The government’s non-acknowledgement of ‘The Crash Site’ and the site’s potent toxicity have put everyone in a bit of a catch-22. On one hand, it has made for what is perhaps the most subversive stop on the Wayside. ‘The Crash Site,’ after all, is assumed to be the sprawled totality of an alien spaceship or the burst remains of a supervillainous lair. It is peppered with psychedelic crystals and threaded-through with stiff, paper-thin steel.
Everything inside the site proper is lethally radioactive. Geiger counters indicate danger several yards out and, rather than dissipating, the radiation has only grown stronger. Several informal lookout sites have been established and then abandoned again as the dangerous area grows wider at the fringes. On a bad day, the radiation will sometimes reach the highway. It’s weak, now, but there are questions about what should be done and whether a car passing through at reasonable speeds will be enough to protect travelers who had no intention of stopping.

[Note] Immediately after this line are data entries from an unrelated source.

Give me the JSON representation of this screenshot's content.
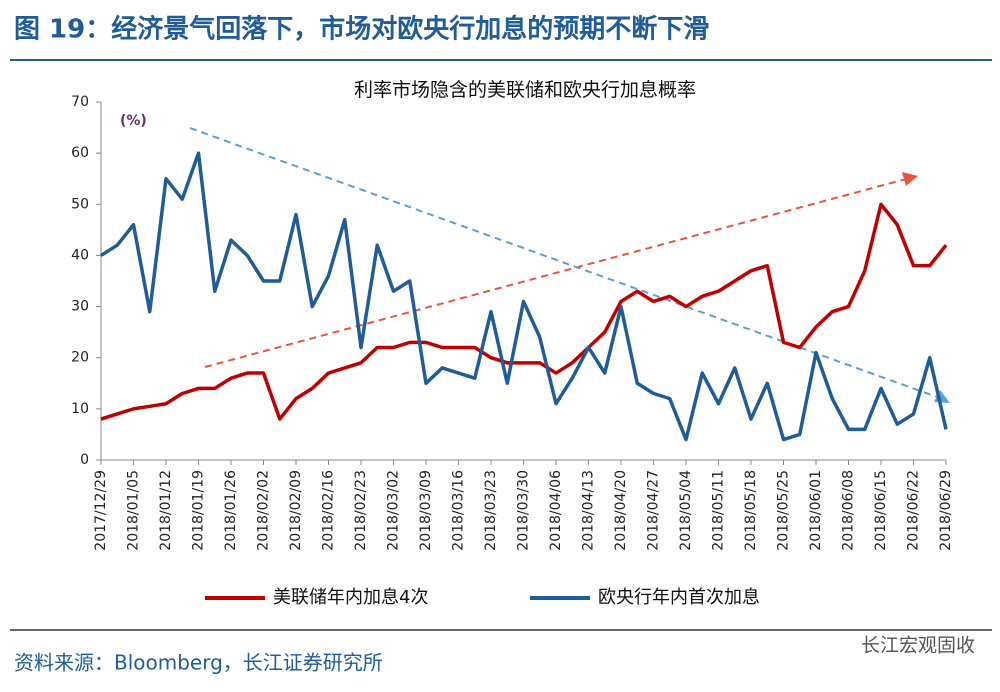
{
  "header": {
    "title": "图 19：经济景气回落下，市场对欧央行加息的预期不断下滑"
  },
  "chart_data": {
    "type": "line",
    "title": "利率市场隐含的美联储和欧央行加息概率",
    "y_unit": "(%)",
    "categories": [
      "2017/12/29",
      null,
      "2018/01/05",
      null,
      "2018/01/12",
      null,
      "2018/01/19",
      null,
      "2018/01/26",
      null,
      "2018/02/02",
      null,
      "2018/02/09",
      null,
      "2018/02/16",
      null,
      "2018/02/23",
      null,
      "2018/03/02",
      null,
      "2018/03/09",
      null,
      "2018/03/16",
      null,
      "2018/03/23",
      null,
      "2018/03/30",
      null,
      "2018/04/06",
      null,
      "2018/04/13",
      null,
      "2018/04/20",
      null,
      "2018/04/27",
      null,
      "2018/05/04",
      null,
      "2018/05/11",
      null,
      "2018/05/18",
      null,
      "2018/05/25",
      null,
      "2018/06/01",
      null,
      "2018/06/08",
      null,
      "2018/06/15",
      null,
      "2018/06/22",
      null,
      "2018/06/29"
    ],
    "series": [
      {
        "name": "美联储年内加息4次",
        "color": "#c00000",
        "values": [
          8,
          9,
          10,
          10.5,
          11,
          13,
          14,
          14,
          16,
          17,
          17,
          8,
          12,
          14,
          17,
          18,
          19,
          22,
          22,
          23,
          23,
          22,
          22,
          22,
          20,
          19,
          19,
          19,
          17,
          19,
          22,
          25,
          31,
          33,
          31,
          32,
          30,
          32,
          33,
          35,
          37,
          38,
          23,
          22,
          26,
          29,
          30,
          37,
          50,
          46,
          38,
          38,
          42
        ]
      },
      {
        "name": "欧央行年内首次加息",
        "color": "#1f5c99",
        "values": [
          40,
          42,
          46,
          29,
          55,
          51,
          60,
          33,
          43,
          40,
          35,
          35,
          48,
          30,
          36,
          47,
          22,
          42,
          33,
          35,
          15,
          18,
          17,
          16,
          29,
          15,
          31,
          24,
          11,
          16,
          22,
          17,
          30,
          15,
          13,
          12,
          4,
          17,
          11,
          18,
          8,
          15,
          4,
          5,
          21,
          12,
          6,
          6,
          14,
          7,
          9,
          20,
          6
        ]
      }
    ],
    "ylim": [
      0,
      70
    ],
    "yticks": [
      0,
      10,
      20,
      30,
      40,
      50,
      60,
      70
    ],
    "grid": false
  },
  "source": "资料来源：Bloomberg，长江证券研究所",
  "watermark": "长江宏观固收"
}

The government sees no problem.
The crystals and the metal have thus far proven too dangerous to steal away. They manifest shallow ribbon cuts on any flesh within three inches or so. They cut and burn, even through protective equipment. The cuts do not easily heal and, for the span of about a day, they are contagious. The burns blister and scar and blister again, sometimes for years after contact. Souvenirs are only theoretically possible and, as always, not worth the price.’
You couldn’t pay me to get close enough to ‘The Crash Site’ to experience any of what the Guide affectionately downplays as ‘side-effects.’ I view it, instead, from an area nearly half a mile away where an enterprising person has planted a pair of those pay-per-view binocular systems, configured in such a way as to be immune to the unexplained visual distortion that plagues most normal looking devices. A sign near the binoculars suggests the immunity can be attributed to the device’s being made from material retrieved from ‘The Crash Site’ which, if I wasn’t 100% sure this was a lie, would have made it a no-go as well.
Observed from a safe distance, ‘The Crash Site’ is beautiful like a snake, sharp and oilslick in the sun. The crystals sparkle and gline, dust-free despite the arid New Mexico desert. Despite the wind. Despite years of weathering and covert attempts to smother the area in something that would block the radiation or at least keep people at bay.
The only other visitors are two teen boys who seem to be daring each other to approach, who are already so much closer than I would ever be to something unknown and dangerous. One of the boys runs at the site, swoops in close and then circles back to where he started. The second boy does the same, only he cuts deeper and he trips, stumbles to the ground. Lies facedown. The first boy calls for him. He pulls out his phone but remembers that it is off- that turning it on too close to ‘The Crash Site’ will cause the battery to swell and burst. He runs back toward the car that brought them, is still running, facing away, when the fallen boy stands and brushes himself off and trots after.
A joke, maybe? They say ‘The Crash Site’ changes some people, but nobody seems to know how.
The wind changes and my vision warps. I leave the binoculars with time left and try to remember the person I was just before. I think I was the same, but I won’t ever really be sure.